Market structure: Medicare tightening (higher Part A/B deductibles, telehealth site-of-service restriction, WISeR preauth pilots) shifts pricing power to payers and in-person providers. Winners are large managed-care/benefit managers (e.g., UNH) and hospital chains (e.g., HCA) that capture incremental in-person visits; losers are pure-play telehealth (TDOC, AMWL) and elective device/imaging vendors reliant on outpatient volume. Expect Medicare-driven utilization among beneficiaries to retrace 20–40% of pandemic-era telehealth gains over 6–12 months, pressuring revenue mix for out-of-network/virtual-first models.
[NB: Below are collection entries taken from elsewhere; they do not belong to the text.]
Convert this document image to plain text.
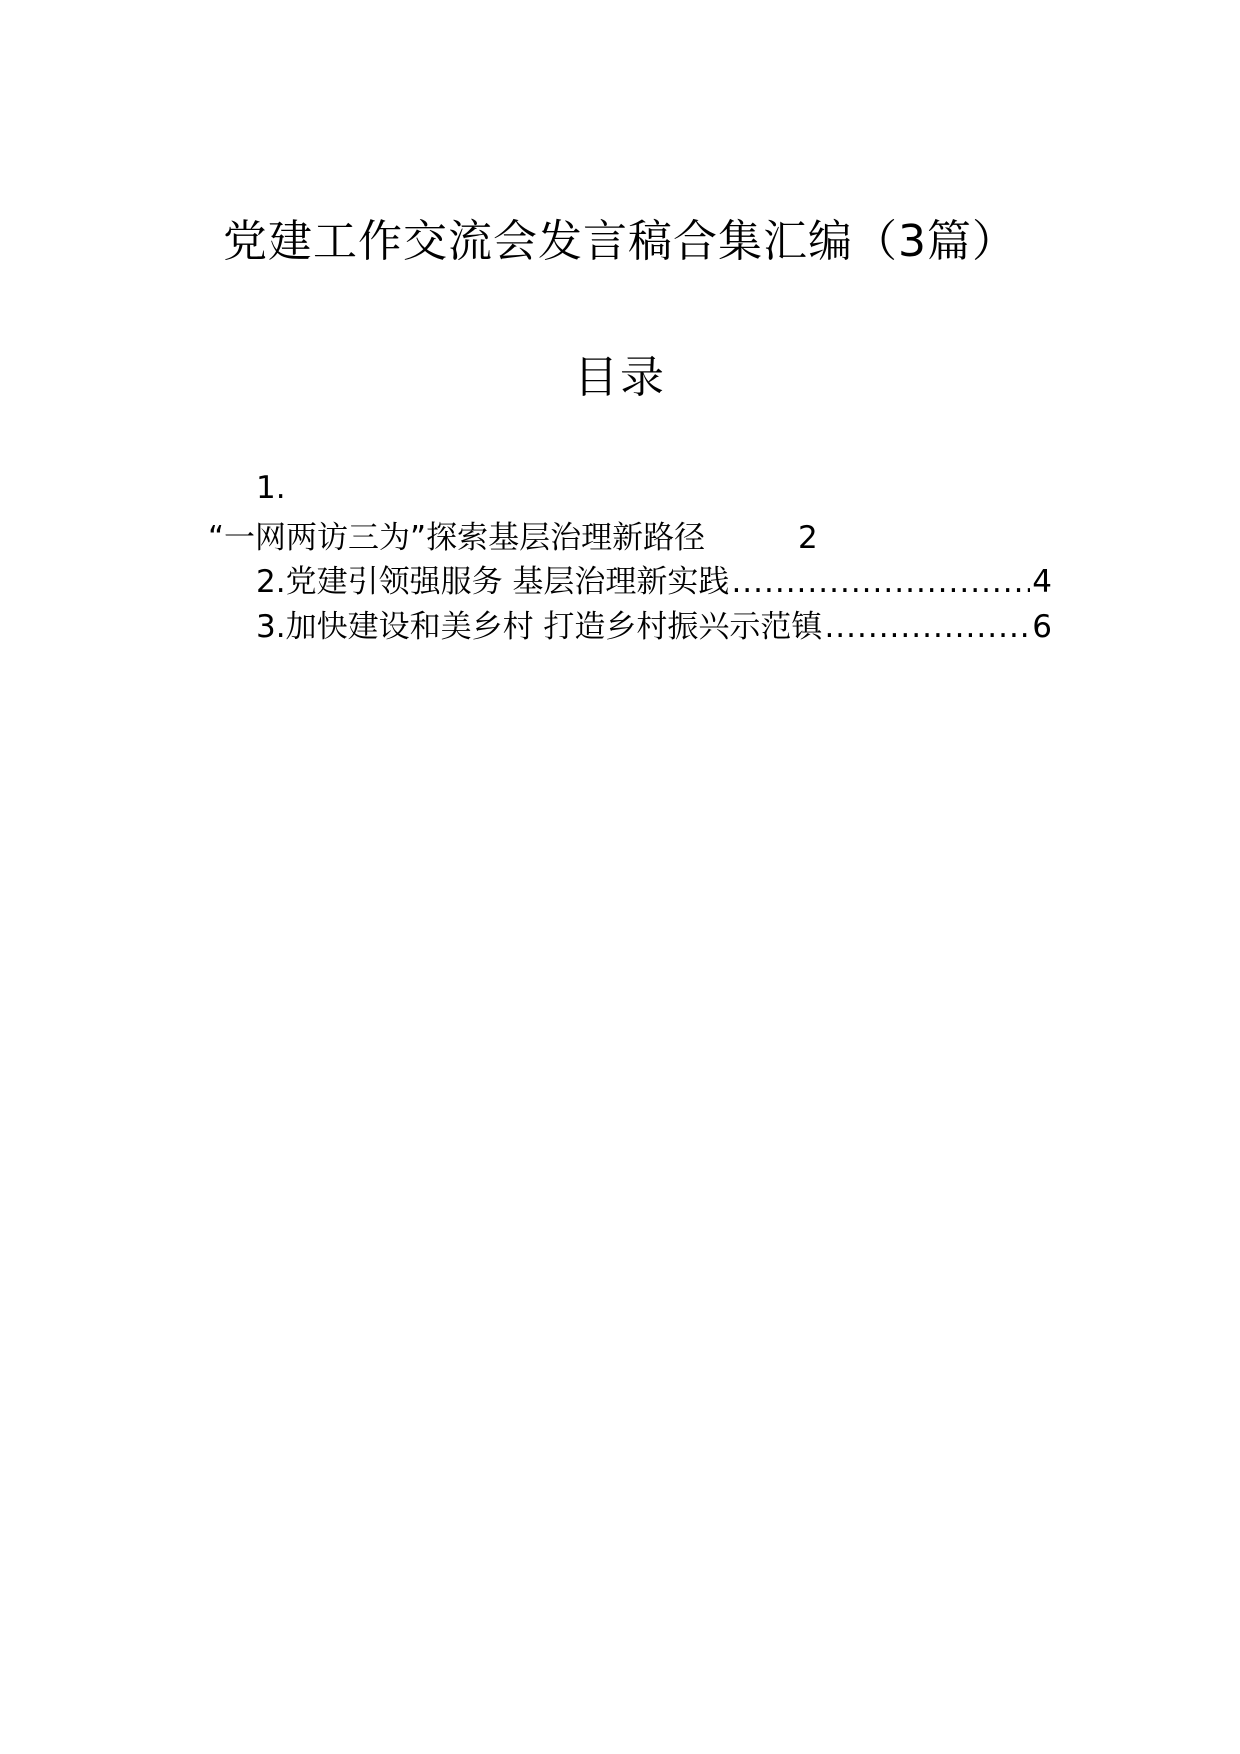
党建工作交流会发言稿合集汇编（3篇）
目录
1.
“一网两访三为”探索基层治理新路径	2
2. 党建引领强服务 基层治理新实践 .....	4
3. 加快建设和美乡村 打造乡村振兴示范镇 .....	6
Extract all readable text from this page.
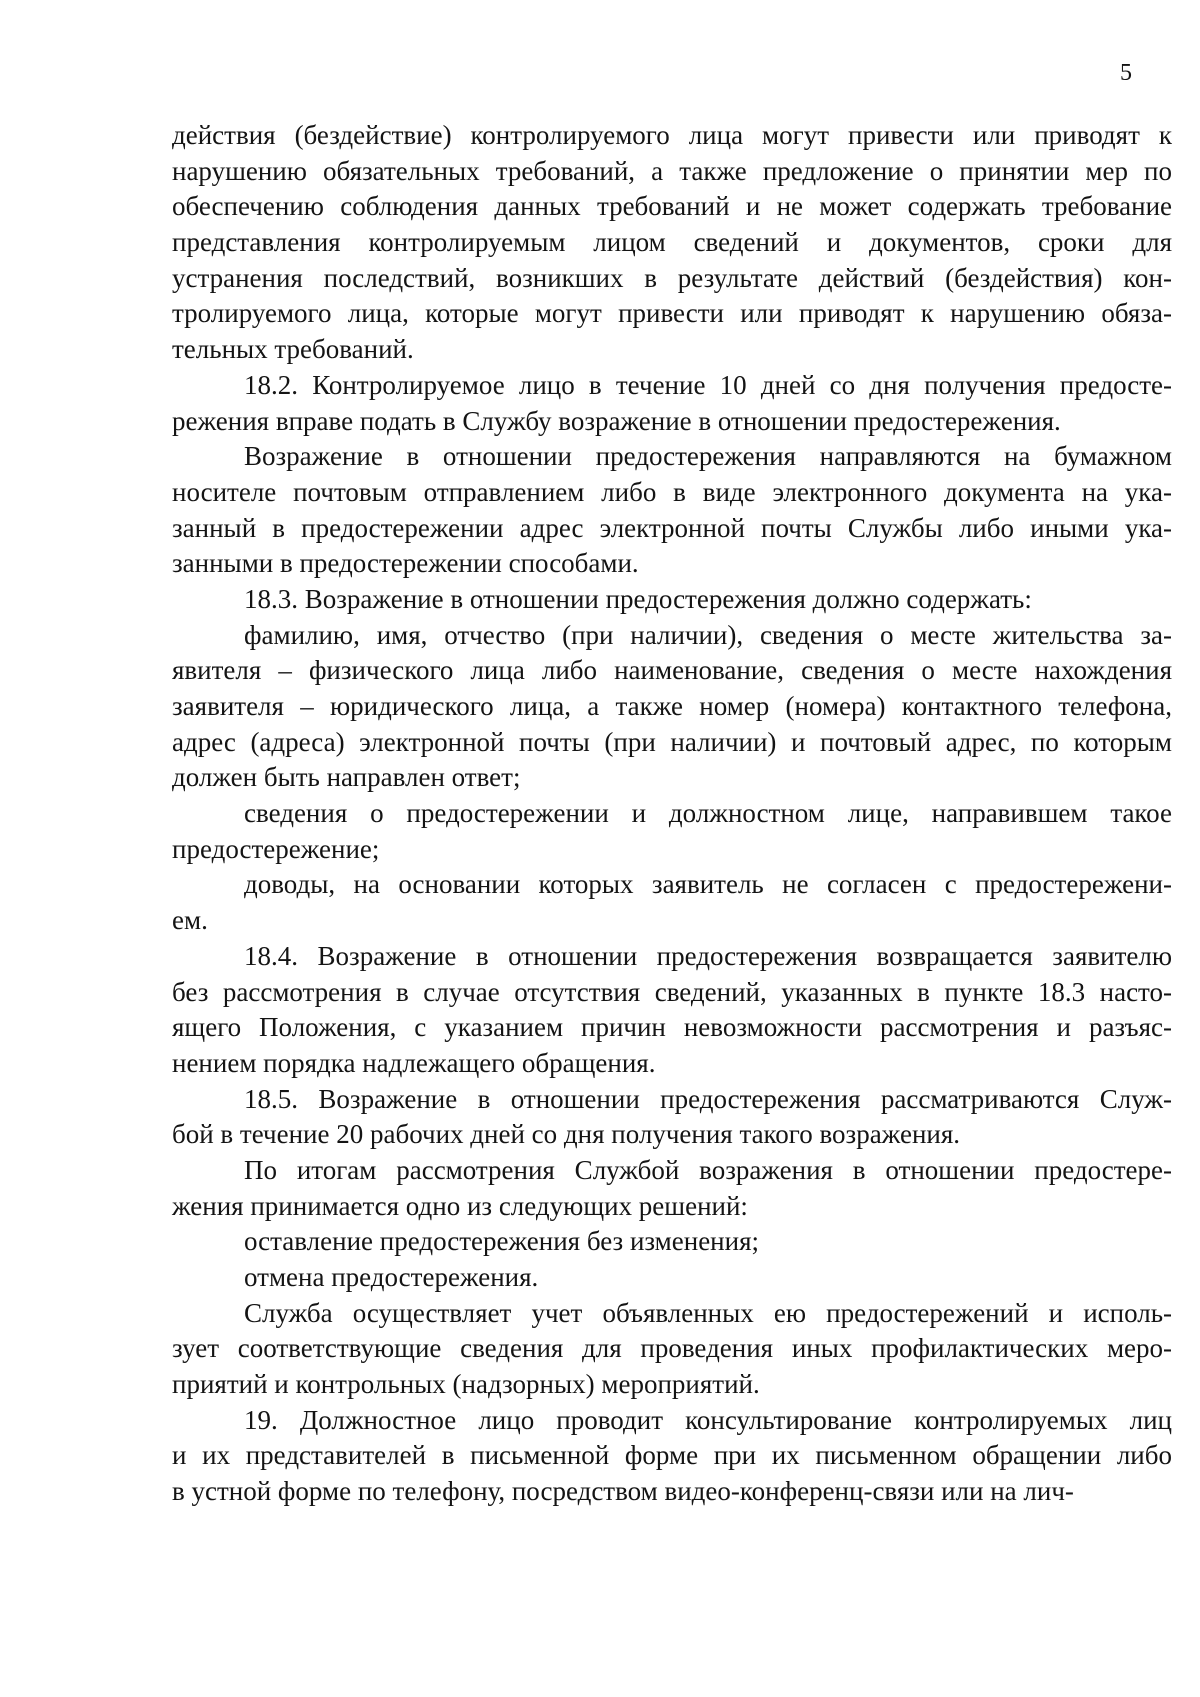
5
действия (бездействие) контролируемого лица могут привести или приводят к
нарушению обязательных требований, а также предложение о принятии мер по
обеспечению соблюдения данных требований и не может содержать требование
представления контролируемым лицом сведений и документов, сроки для
устранения последствий, возникших в результате действий (бездействия) кон-
тролируемого лица, которые могут привести или приводят к нарушению обяза-
тельных требований.
18.2. Контролируемое лицо в течение 10 дней со дня получения предосте-
режения вправе подать в Службу возражение в отношении предостережения.
Возражение в отношении предостережения направляются на бумажном
носителе почтовым отправлением либо в виде электронного документа на ука-
занный в предостережении адрес электронной почты Службы либо иными ука-
занными в предостережении способами.
18.3. Возражение в отношении предостережения должно содержать:
фамилию, имя, отчество (при наличии), сведения о месте жительства за-
явителя – физического лица либо наименование, сведения о месте нахождения
заявителя – юридического лица, а также номер (номера) контактного телефона,
адрес (адреса) электронной почты (при наличии) и почтовый адрес, по которым
должен быть направлен ответ;
сведения о предостережении и должностном лице, направившем такое
предостережение;
доводы, на основании которых заявитель не согласен с предостережени-
ем.
18.4. Возражение в отношении предостережения возвращается заявителю
без рассмотрения в случае отсутствия сведений, указанных в пункте 18.3 насто-
ящего Положения, с указанием причин невозможности рассмотрения и разъяс-
нением порядка надлежащего обращения.
18.5. Возражение в отношении предостережения рассматриваются Служ-
бой в течение 20 рабочих дней со дня получения такого возражения.
По итогам рассмотрения Службой возражения в отношении предостере-
жения принимается одно из следующих решений:
оставление предостережения без изменения;
отмена предостережения.
Служба осуществляет учет объявленных ею предостережений и исполь-
зует соответствующие сведения для проведения иных профилактических меро-
приятий и контрольных (надзорных) мероприятий.
19. Должностное лицо проводит консультирование контролируемых лиц
и их представителей в письменной форме при их письменном обращении либо
в устной форме по телефону, посредством видео-конференц-связи или на лич-
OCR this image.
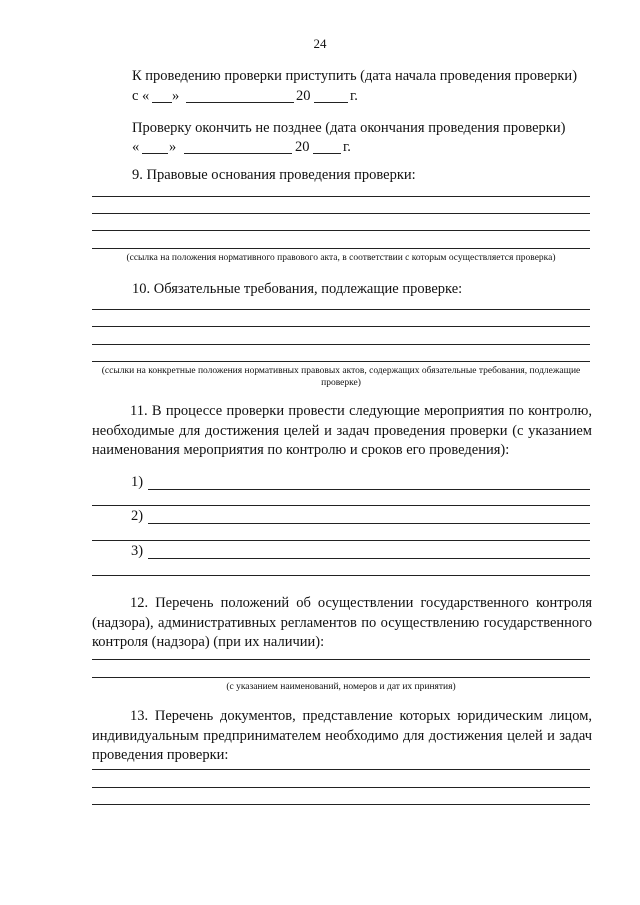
24
К проведению проверки приступить (дата начала проведения проверки)
с « »	20	г.
Проверку окончить не позднее (дата окончания проведения проверки)
« »	20 г.
9. Правовые основания проведения проверки:
(ссылка на положения нормативного правового акта, в соответствии с которым осуществляется проверка)
10. Обязательные требования, подлежащие проверке:
(ссылки на конкретные положения нормативных правовых актов, содержащих обязательные требования, подлежащие проверке)
11. В процессе проверки провести следующие мероприятия по контролю, необходимые для достижения целей и задач проведения проверки (с указанием наименования мероприятия по контролю и сроков его проведения):
1)
2)
3)
12. Перечень положений об осуществлении государственного контроля (надзора), административных регламентов по осуществлению государственного контроля (надзора) (при их наличии):
(с указанием наименований, номеров и дат их принятия)
13. Перечень документов, представление которых юридическим лицом, индивидуальным предпринимателем необходимо для достижения целей и задач проведения проверки:
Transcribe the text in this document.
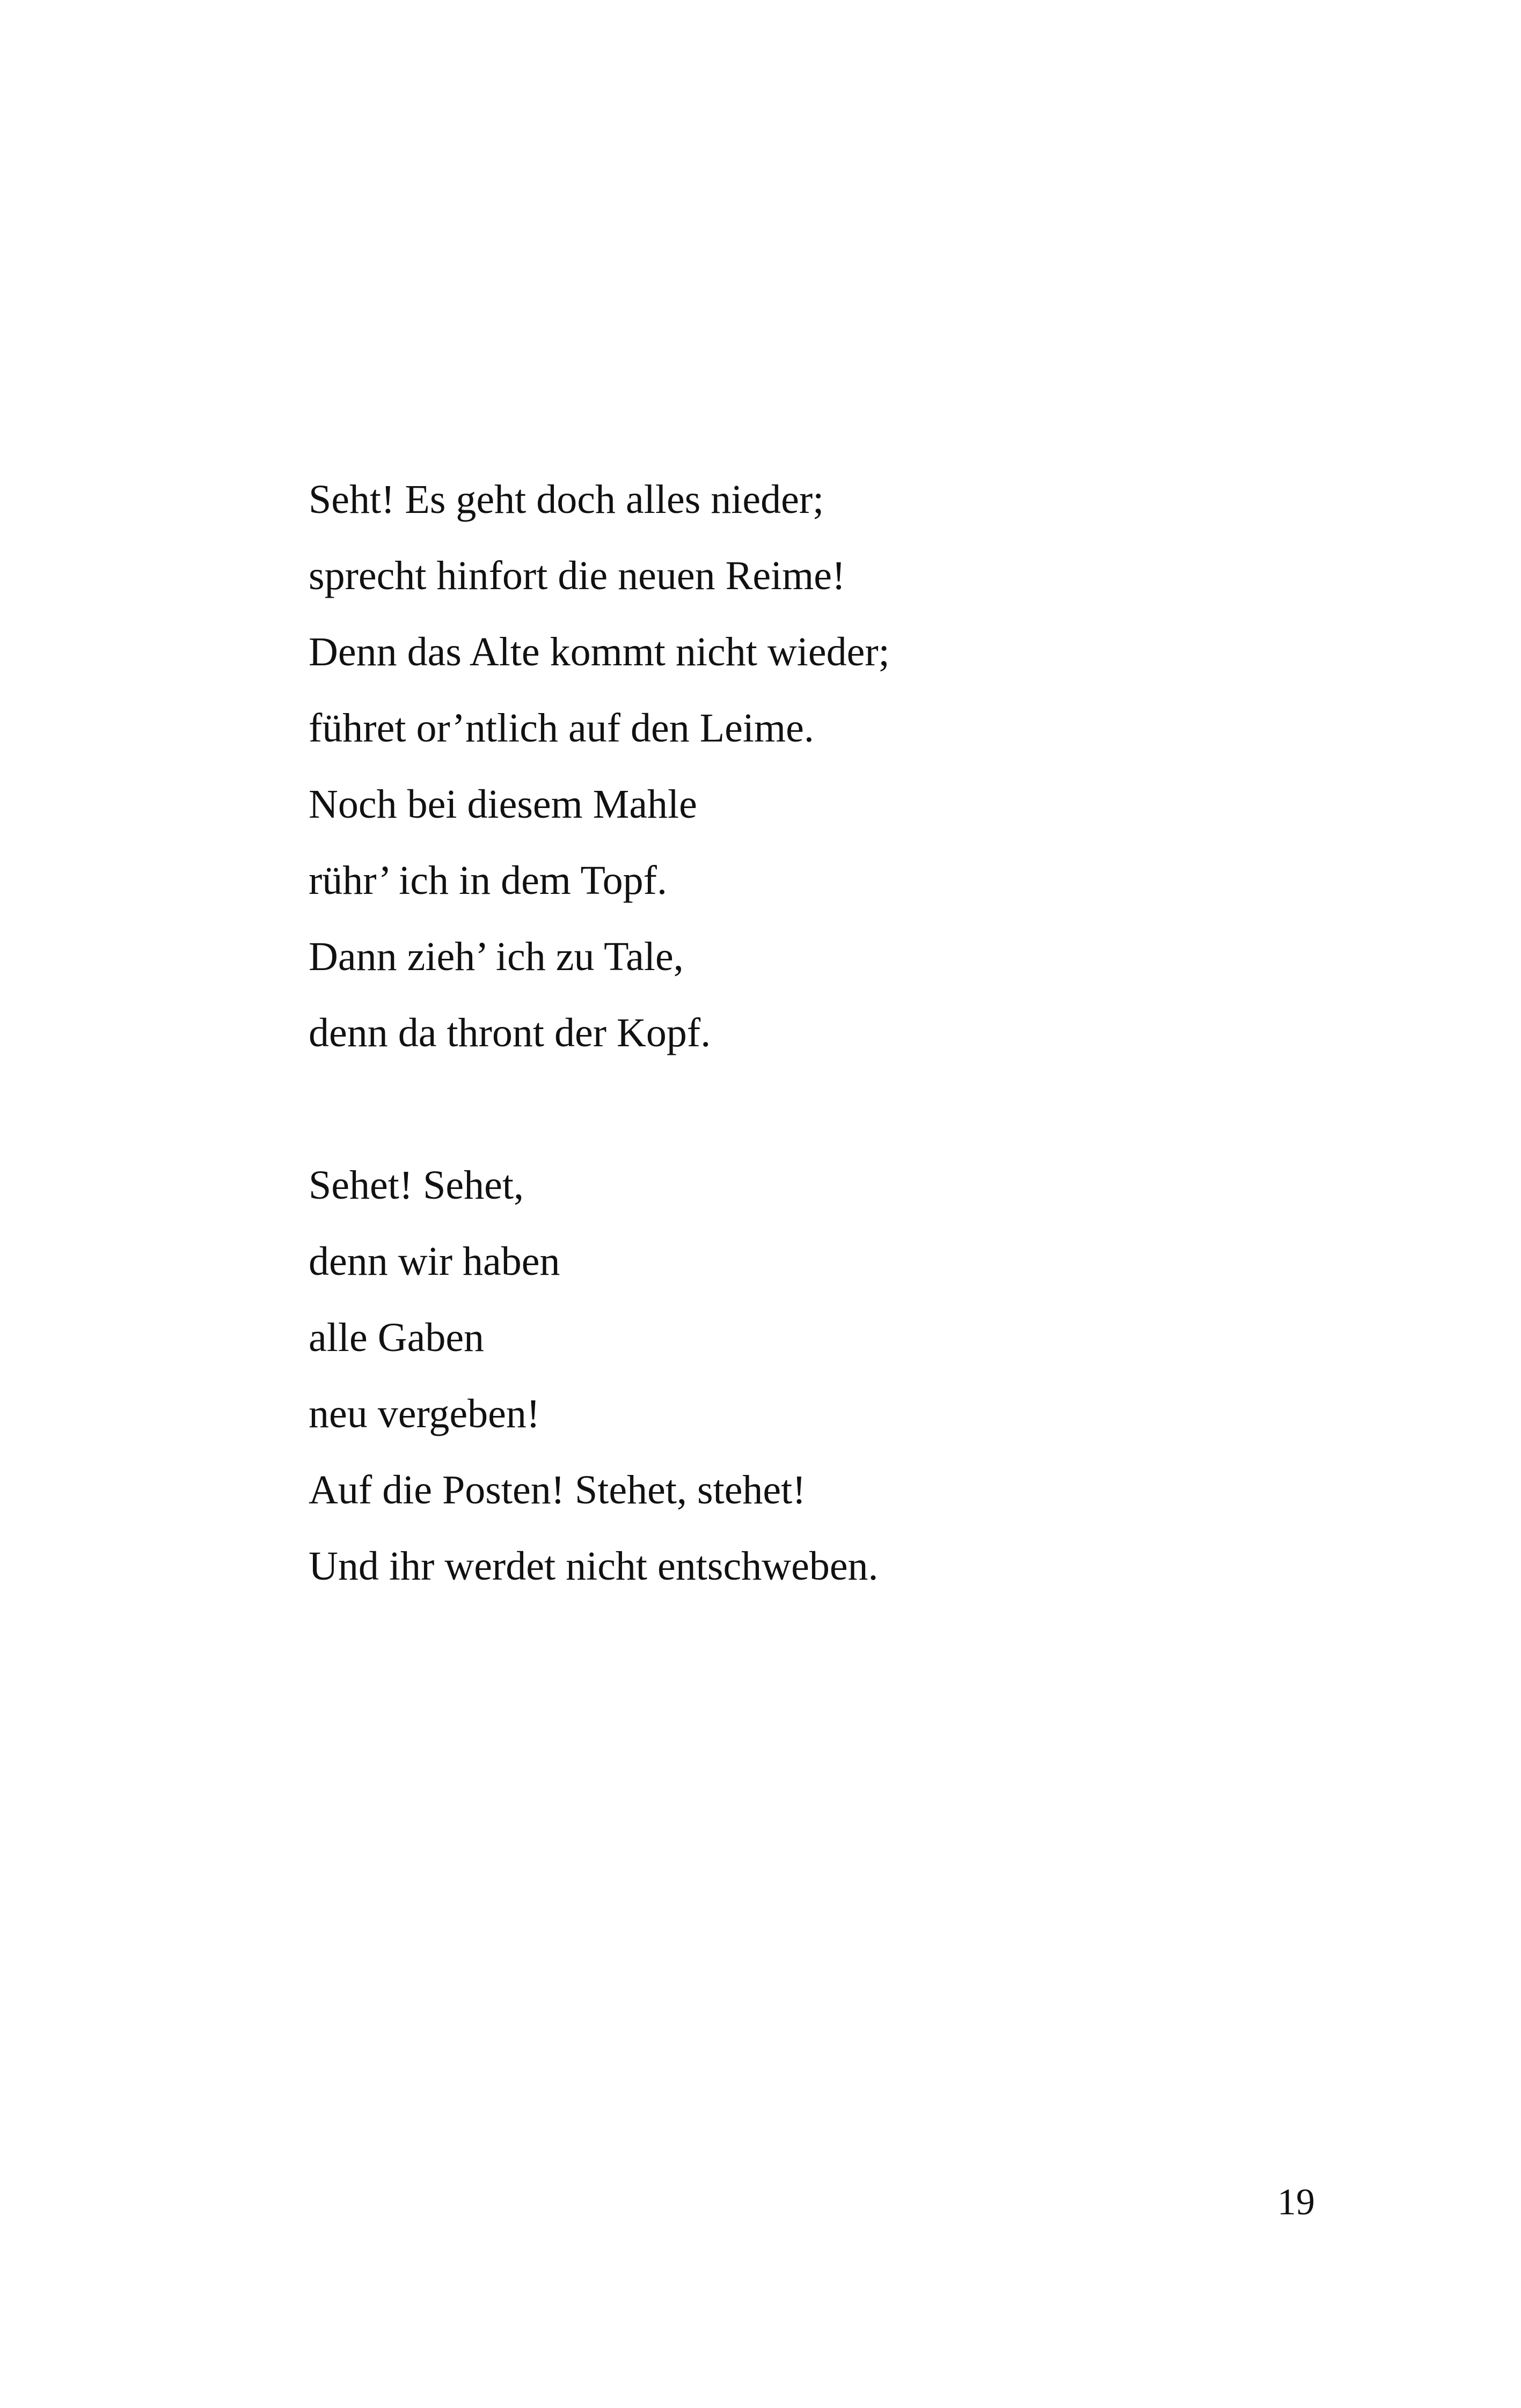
Seht! Es geht doch alles nieder;
sprecht hinfort die neuen Reime!
Denn das Alte kommt nicht wieder;
führet or’ntlich auf den Leime.
Noch bei diesem Mahle
rühr’ ich in dem Topf.
Dann zieh’ ich zu Tale,
denn da thront der Kopf.
Sehet! Sehet,
denn wir haben
alle Gaben
neu vergeben!
Auf die Posten! Stehet, stehet!
Und ihr werdet nicht entschweben.
19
Risk assessment: Tail risks include rapid national roll-out of WISeR within 12–24 months (material for device makers and imaging centers), aggressive IRMAA collections reducing utilization among income brackets >$109k, or legal/regulatory reversals that restore telehealth coverage. Immediate (days) risk is a headline-driven selloff in telehealth; short-term (weeks–months) is earnings guidance cuts; long-term (quarters–years) is secular payer-driven utilization management. Hidden dependencies: firms with >40% Medicare exposure or state concentration in AZ/NJ/OH/OK/TX/WA face outsized downside; software vendors automating prior-auth stand to gain. Trade implications: Direct plays are tactical short exposure to TDOC/AMWL and long exposure to UNH/HCA and RPA/EHR automation vendors (UiPath PATH, Oracle ORCL/CERN legacy exposure) to capture workflow TAM. Use options to express conviction given uncertain timing: 3–9 month puts on telehealth and call spreads on automation/insurers. Pair trades (long HCA, short TDOC) and rotation from growth telehealth into defensive healthcare names reduce beta while capturing policy-driven flows. Contrarian angles: Consensus may overstate permanent demand loss—employers and international markets offset some Medicare weakness, so full-capitulation shorts are risky; partial-sized positions or option structures are preferable. Historical parallel: prior-authorization expansions in the 2010s compressed device margins initially but created software/service adjacencies that later expanded TAM; consider selective longs in vendors that integrate preauth into product suites.